Overview
Amy Burke is a Teacher on Special Assignment (TSA) in the San Lorenzo Unified School District (San Lorenzo, California). She supports high school math teacher development in the district. At the time that the video was shot, she had been a TSA for three years, and previously was a high school mathematics teacher for 10 years. In her current role, she supports and coaches new teachers and provides program and professional development for her district. This lesson was recorded in Arroyo High School, where many students participate in a free and reduced-price lunch program; as of the 2016/17 academic year, the student population was 21% Asian, 44% Latino, 13% Filipino, 12% White, 8% Black, and 2% other.
In this lesson, Burke works with 11th- and 12th-grade students on learning to find the maximum volume of an open-top box. They constructed the boxes by cutting out squares from the corners of a rectangular sheet of paper printed with a grid of 1 cm squares. The students develop initial conjectures, then work in pairs to use their initial conjectures to build a model for calculating the volume of their box.
On the whiteboard, pairs share the dimensions and volume of their boxes and the cut size, and everyone works with this whole-class data set. To do so, they use laptops with the Desmos website to create a regression curve that models the behavior of the data set.
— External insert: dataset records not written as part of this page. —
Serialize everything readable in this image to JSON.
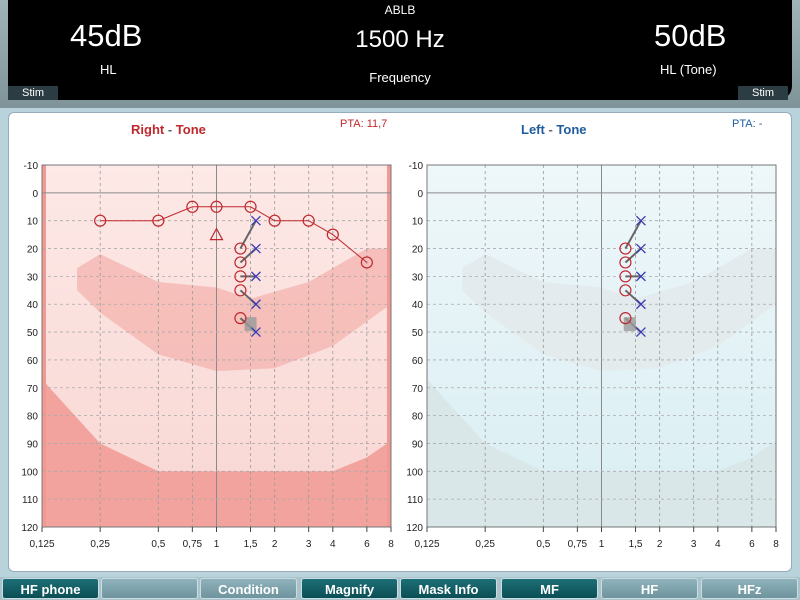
{
  "header": {
    "mode": "ABLB",
    "frequency": "1500 Hz",
    "frequency_label": "Frequency",
    "left_level": "45dB",
    "left_unit": "HL",
    "right_level": "50dB",
    "right_unit": "HL (Tone)",
    "stim_left": "Stim",
    "stim_right": "Stim"
  },
  "right_panel": {
    "title_ear": "Right",
    "title_sep": " - ",
    "title_type": "Tone",
    "pta": "PTA: 11,7"
  },
  "left_panel": {
    "title_ear": "Left",
    "title_sep": " - ",
    "title_type": "Tone",
    "pta": "PTA:  -"
  },
  "axes": {
    "y_ticks": [
      "-10",
      "0",
      "10",
      "20",
      "30",
      "40",
      "50",
      "60",
      "70",
      "80",
      "90",
      "100",
      "110",
      "120"
    ],
    "x_ticks": [
      "0,125",
      "0,25",
      "0,5",
      "0,75",
      "1",
      "1,5",
      "2",
      "3",
      "4",
      "6",
      "8"
    ]
  },
  "chart_data": [
    {
      "type": "scatter",
      "title": "Right - Tone",
      "xscale": "log",
      "xlim": [
        0.125,
        8
      ],
      "ylim": [
        -10,
        120
      ],
      "y_inverted": true,
      "grid": true,
      "series": [
        {
          "marker": "circle",
          "x": [
            0.25,
            0.5,
            0.75,
            1,
            1.5,
            2,
            3,
            4,
            6
          ],
          "y": [
            10,
            10,
            5,
            5,
            5,
            10,
            10,
            15,
            25
          ]
        },
        {
          "marker": "triangle",
          "x": [
            1
          ],
          "y": [
            15
          ]
        }
      ],
      "ablb": {
        "ref_marker": "circle",
        "ref_x": 1.33,
        "ref_y": [
          20,
          25,
          30,
          35,
          45
        ],
        "test_marker": "x",
        "test_x": 1.6,
        "test_y": [
          10,
          20,
          30,
          40,
          50
        ]
      }
    },
    {
      "type": "scatter",
      "title": "Left - Tone",
      "xscale": "log",
      "xlim": [
        0.125,
        8
      ],
      "ylim": [
        -10,
        120
      ],
      "y_inverted": true,
      "grid": true,
      "series": [],
      "ablb": {
        "ref_marker": "circle",
        "ref_x": 1.33,
        "ref_y": [
          20,
          25,
          30,
          35,
          45
        ],
        "test_marker": "x",
        "test_x": 1.6,
        "test_y": [
          10,
          20,
          30,
          40,
          50
        ]
      }
    }
  ],
  "footer": {
    "buttons": [
      {
        "label": "HF phone",
        "style": "dark"
      },
      {
        "label": "",
        "style": "light"
      },
      {
        "label": "Condition",
        "style": "light"
      },
      {
        "label": "Magnify",
        "style": "dark"
      },
      {
        "label": "Mask Info",
        "style": "dark"
      },
      {
        "label": "MF",
        "style": "dark"
      },
      {
        "label": "HF",
        "style": "light"
      },
      {
        "label": "HFz",
        "style": "light"
      }
    ]
  },
  "colors": {
    "right": "#c0282e",
    "left": "#1f5c9e",
    "x_marker": "#3a3ab5",
    "right_band": "#f4b9b4",
    "left_band": "#e3eaec"
  }
}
Students return to their original conjecture to revise and improve it as they move forward. During partner talk and table talk, they serve in specific group roles to facilitate sharing of their ideas, critique the reasoning of others, and make use of the Desmos applications as a mathematical tool to deepen their thinking.
Amy also engages in a substantive pre- and post-lesson coaching conversation with colleague Deidre Grevious, in whose Arroyo High School classroom this lesson was recorded. The work represented in this set of video clips is based on the lesson “Multiplying and Factoring Polynomial Expressions,” developed by Engage NY and modified by the Charles A. Dana Center at The University of Texas at Austin.